EX-NIHILO - PARTE 2

BRECK John, Sacerdote
tradução de monja Rebeca (Pereira)


No prólogo do seu Evangelho, o evangelista João retoma o relato da criação apresentado no primeiro capítulo do Gênesis, a fim de ilustrar a história da redenção realizada por Jesus Cristo, o Filho eterno e Verbo de Deus. “No princípio”, de Sua infinita alteridade, com Deus e como Deus, o Verbo surge para criar o mundo e salvá-lo da morte e da corrupção. Da insondável distância da eternidade, o Pai profere Sua Palavra para “fazer todas as coisas”, uma atividade que culmina na criação dos seres humanos, portadores da Imagem divina. Essa Palavra, na pessoa de Jesus de Nazaré, entra na skotia, a escuridão deste mundo decaído, assim como entrou “no princípio” na escuridão do não-ser. No entanto, o mundo O rejeita, bem como a revelação que Ele traz em Si mesmo, uma revelação que Ele só pode falar àqueles que têm ouvidos para ouvir. Àqueles que O recebem, que acolhem a Palavra como fonte de vida nova e santificada, Ele concede o poder e a autoridade de se tornarem “filhos de Deus” (Jo 1,12-13).

No princípio, Deus criou. Ele fez os céus e a terra, não como fins em si mesmos, mas como imagens proféticas da Nova Criação em Jesus Cristo. O cosmos foi trazido à existência como um sinal e um antegozo do Reino vindouro. Contudo, através da habitação do Espírito, essa realidade futura e transcendente já está acessível, "presente em toda parte e preenchendo todas as coisas". O relato de Gênesis, nos capítulos um a três, portanto, deve ser entendido como uma promessa. Ele fala em imagens materiais não apenas da origem e do destino do cosmos, mas da peregrinação espiritual que os filhos de Deus são convidados a fazer, desde a sua criação, passando pela sua "queda" nas trevas, e adiante em direção à nova criação, o novo céu e a nova terra da visão do profeta (Apocalipse 21).
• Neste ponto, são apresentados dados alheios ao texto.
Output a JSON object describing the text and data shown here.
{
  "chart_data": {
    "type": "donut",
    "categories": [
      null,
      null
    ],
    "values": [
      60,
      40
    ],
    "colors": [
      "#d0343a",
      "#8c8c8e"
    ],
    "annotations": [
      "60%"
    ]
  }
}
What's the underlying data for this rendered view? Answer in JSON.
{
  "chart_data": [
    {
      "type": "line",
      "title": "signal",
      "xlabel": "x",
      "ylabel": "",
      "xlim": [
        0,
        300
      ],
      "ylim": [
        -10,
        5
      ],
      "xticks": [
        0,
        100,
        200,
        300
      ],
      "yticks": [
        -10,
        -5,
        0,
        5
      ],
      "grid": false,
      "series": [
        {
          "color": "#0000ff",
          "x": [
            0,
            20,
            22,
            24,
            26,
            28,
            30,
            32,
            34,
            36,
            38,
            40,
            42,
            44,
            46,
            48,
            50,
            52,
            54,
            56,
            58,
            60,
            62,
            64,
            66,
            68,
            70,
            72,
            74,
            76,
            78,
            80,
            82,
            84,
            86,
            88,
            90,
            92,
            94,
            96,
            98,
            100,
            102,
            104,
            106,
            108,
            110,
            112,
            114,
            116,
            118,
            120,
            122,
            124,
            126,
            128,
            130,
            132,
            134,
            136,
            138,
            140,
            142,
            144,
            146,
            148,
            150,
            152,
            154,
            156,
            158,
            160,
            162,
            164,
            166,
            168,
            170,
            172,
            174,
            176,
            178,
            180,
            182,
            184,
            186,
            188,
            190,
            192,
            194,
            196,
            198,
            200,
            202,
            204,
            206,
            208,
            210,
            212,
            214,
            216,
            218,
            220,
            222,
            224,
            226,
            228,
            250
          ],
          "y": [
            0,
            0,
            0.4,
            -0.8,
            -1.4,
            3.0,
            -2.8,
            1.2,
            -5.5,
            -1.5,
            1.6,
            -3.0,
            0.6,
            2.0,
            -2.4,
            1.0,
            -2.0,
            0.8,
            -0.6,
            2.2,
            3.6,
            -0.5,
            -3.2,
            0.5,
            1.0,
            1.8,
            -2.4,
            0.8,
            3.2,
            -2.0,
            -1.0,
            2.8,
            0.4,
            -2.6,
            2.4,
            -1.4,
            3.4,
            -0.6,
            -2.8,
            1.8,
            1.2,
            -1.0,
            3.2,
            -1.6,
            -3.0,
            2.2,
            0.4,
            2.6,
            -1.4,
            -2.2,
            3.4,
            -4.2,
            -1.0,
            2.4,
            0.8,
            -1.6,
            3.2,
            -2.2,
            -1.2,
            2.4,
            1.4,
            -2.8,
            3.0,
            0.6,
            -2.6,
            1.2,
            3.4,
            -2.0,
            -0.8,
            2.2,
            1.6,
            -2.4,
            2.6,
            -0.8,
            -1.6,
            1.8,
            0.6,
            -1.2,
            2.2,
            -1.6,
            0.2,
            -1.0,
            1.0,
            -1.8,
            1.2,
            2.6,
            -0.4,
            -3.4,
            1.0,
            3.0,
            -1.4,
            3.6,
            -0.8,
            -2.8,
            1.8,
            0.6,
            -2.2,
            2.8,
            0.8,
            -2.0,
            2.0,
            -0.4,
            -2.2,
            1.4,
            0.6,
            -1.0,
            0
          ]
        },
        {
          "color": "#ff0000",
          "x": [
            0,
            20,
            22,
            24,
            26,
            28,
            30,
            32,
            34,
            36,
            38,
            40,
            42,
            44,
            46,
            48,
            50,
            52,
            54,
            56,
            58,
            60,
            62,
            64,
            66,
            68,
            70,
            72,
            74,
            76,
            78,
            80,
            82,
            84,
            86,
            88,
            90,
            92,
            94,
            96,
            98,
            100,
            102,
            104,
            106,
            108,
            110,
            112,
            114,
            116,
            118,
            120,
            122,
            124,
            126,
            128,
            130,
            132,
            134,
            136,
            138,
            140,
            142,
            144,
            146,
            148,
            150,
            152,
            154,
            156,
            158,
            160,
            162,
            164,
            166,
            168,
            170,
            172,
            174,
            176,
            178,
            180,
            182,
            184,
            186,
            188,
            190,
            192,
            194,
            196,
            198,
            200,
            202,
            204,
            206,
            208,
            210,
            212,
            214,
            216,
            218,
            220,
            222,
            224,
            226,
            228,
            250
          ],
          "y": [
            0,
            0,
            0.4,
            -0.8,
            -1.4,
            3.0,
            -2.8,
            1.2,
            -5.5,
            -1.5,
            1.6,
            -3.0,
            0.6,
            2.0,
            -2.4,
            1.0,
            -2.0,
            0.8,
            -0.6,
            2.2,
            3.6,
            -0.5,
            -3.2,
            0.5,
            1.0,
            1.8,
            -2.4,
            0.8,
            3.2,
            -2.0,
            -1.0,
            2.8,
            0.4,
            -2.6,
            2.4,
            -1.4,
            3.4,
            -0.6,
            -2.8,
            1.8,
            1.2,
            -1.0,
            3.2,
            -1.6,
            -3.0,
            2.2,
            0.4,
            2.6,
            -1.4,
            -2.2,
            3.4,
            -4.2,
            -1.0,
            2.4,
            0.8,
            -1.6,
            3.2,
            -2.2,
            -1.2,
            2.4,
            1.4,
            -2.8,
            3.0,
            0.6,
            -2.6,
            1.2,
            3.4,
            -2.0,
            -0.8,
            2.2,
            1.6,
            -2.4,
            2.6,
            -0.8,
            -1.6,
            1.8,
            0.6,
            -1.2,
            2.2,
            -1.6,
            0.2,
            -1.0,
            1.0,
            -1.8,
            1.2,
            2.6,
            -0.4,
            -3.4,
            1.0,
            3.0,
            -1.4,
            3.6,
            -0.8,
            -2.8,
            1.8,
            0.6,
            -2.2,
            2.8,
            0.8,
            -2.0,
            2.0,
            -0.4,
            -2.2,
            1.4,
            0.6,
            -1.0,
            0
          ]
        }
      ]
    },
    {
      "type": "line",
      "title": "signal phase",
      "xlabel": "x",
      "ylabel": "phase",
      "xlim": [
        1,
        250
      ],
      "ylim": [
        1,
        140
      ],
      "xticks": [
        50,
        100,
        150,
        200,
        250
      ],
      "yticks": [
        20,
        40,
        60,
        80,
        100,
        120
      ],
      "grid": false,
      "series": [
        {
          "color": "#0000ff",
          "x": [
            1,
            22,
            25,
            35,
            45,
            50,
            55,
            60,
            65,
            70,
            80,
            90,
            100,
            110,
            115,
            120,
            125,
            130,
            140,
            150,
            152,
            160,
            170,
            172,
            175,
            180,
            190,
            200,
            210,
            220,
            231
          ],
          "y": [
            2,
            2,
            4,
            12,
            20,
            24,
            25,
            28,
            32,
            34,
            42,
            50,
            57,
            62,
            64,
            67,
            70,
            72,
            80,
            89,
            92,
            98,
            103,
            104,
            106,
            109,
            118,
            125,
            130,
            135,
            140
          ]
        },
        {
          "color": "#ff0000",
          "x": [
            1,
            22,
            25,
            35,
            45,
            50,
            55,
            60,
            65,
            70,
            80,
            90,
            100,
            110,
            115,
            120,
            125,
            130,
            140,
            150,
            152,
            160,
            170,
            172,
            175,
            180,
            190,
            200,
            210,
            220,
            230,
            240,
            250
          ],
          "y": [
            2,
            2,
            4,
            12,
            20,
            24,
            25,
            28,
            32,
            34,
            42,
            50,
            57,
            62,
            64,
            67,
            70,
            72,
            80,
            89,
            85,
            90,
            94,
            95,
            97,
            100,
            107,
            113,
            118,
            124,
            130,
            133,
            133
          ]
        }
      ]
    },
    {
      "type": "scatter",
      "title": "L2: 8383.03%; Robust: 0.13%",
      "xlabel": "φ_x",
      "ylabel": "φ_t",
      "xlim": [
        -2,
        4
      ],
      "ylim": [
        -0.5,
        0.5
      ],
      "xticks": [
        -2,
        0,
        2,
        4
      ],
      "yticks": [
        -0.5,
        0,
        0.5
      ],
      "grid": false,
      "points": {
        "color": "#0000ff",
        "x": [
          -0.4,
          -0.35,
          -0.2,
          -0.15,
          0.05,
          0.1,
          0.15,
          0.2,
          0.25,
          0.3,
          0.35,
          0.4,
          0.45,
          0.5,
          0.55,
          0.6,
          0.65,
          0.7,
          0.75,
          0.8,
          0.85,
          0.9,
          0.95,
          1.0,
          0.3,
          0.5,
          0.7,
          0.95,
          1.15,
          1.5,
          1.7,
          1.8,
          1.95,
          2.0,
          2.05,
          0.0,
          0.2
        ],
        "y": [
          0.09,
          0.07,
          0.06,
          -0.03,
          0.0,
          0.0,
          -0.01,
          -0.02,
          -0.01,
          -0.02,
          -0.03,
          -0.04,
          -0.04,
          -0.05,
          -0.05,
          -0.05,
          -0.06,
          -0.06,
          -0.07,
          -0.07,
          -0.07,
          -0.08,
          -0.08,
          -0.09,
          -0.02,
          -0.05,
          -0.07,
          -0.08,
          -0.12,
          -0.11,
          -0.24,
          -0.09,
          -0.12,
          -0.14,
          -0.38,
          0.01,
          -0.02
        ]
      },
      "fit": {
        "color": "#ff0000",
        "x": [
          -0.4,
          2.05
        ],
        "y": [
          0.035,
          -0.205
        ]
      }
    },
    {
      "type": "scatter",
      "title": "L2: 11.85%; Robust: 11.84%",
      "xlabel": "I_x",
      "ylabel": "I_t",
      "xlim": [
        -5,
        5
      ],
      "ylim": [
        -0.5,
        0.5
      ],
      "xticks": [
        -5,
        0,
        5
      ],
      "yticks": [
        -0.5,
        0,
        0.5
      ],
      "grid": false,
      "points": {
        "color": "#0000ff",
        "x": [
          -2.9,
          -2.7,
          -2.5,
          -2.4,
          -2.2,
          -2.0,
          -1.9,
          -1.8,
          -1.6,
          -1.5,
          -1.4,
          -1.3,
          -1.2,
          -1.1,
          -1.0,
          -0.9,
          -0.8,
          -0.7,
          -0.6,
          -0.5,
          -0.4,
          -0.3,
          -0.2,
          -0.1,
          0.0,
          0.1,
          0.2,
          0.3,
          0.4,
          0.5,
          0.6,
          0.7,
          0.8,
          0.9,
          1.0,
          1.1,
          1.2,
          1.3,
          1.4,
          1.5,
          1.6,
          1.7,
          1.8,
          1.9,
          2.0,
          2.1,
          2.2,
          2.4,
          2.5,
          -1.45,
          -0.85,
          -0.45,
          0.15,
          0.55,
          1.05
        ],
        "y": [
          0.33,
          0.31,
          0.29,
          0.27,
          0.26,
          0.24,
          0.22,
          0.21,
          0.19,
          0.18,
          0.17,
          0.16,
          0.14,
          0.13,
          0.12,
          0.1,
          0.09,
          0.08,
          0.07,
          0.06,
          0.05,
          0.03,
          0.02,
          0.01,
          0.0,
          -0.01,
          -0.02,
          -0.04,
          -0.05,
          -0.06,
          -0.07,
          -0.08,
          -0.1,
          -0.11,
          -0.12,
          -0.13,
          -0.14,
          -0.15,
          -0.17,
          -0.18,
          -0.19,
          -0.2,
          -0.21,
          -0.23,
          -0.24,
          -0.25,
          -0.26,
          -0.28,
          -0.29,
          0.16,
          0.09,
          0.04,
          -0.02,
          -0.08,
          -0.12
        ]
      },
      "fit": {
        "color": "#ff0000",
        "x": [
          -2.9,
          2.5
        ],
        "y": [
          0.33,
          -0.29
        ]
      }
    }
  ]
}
Celebramos esta peregrinação com a maior intensidade desde o Sábado Santo até a Páscoa, a festa da Ressurreição que marca a aurora da nossa salvação. Esta peregrinação, no entanto, é primeiramente empreendida pelo próprio Jesus, o Filho eterno e Verbo de Deus. Com a Sua morte na Cruz, Ele cumpre tanto a obra da criação como a obra da redenção. "Está consumado!", declara Ele, ao entregar ao Pai o Seu Espírito, o Espírito da Verdade que n´Ele habitava secretamente desde toda a eternidade e visivelmente desde o Seu batismo. Então, da escuridão do sepulcro, Jesus desce às trevas primitivas do Sheol, o reino dos mortos. Ali, como tão pungentemente retratado no nosso ícone pascal, Ele abre o Seu abraço para acolher Adão e Eva, protótipos de toda a humanidade, e com eles David, Salomão, João Batista e todos os Justos que partiram entre o povo de Deus, que viveram e morreram aguardando o cumprimento da promessa da Aliança que Deus fez com o Seu povo Israel. Finalmente, por Sua ressurreição dentre os mortos e Sua consequente vitória sobre o poder da morte, Jesus ascende, carregando consigo e em Si todos aqueles que anseiam por compartilhar de Sua vida e de Sua glória. E por essa Ressurreição, a própria criação é renovada.

Tua Ressurreição vivificante, ó Senhor
Iluminou todo o universo, relembrando Tua criação.
Livres da maldição de Adão, cantamos:
Onipotente Senhor , glória a Ti!
(Vésperas Apostika, Tom 3)

Essa ressurreição não apenas recordou a criação. Ela a cumpriu e a completou. Iniciamos nossas leituras do Antigo Testamento no Sábado Santo com o relato da criação do mundo, portanto, não para obter conhecimento de processos cosmológicos, biológicos ou históricos. Lemos esta passagem pelo que ela nos promete sobre nossa vida e nosso destino. Lemos para termos a certeza de que o Verbo eterno, que trouxe todas as coisas da inexistência à existência, nos tirou de nosso próprio estado de não-ser – nossa condição niilista de vazio, escuridão e pecado autointencionais – e, por Sua ressurreição, nos tirou de um vazio eterno de falta de sentido e morte, para o esplendor e a alegria da Nova Criação.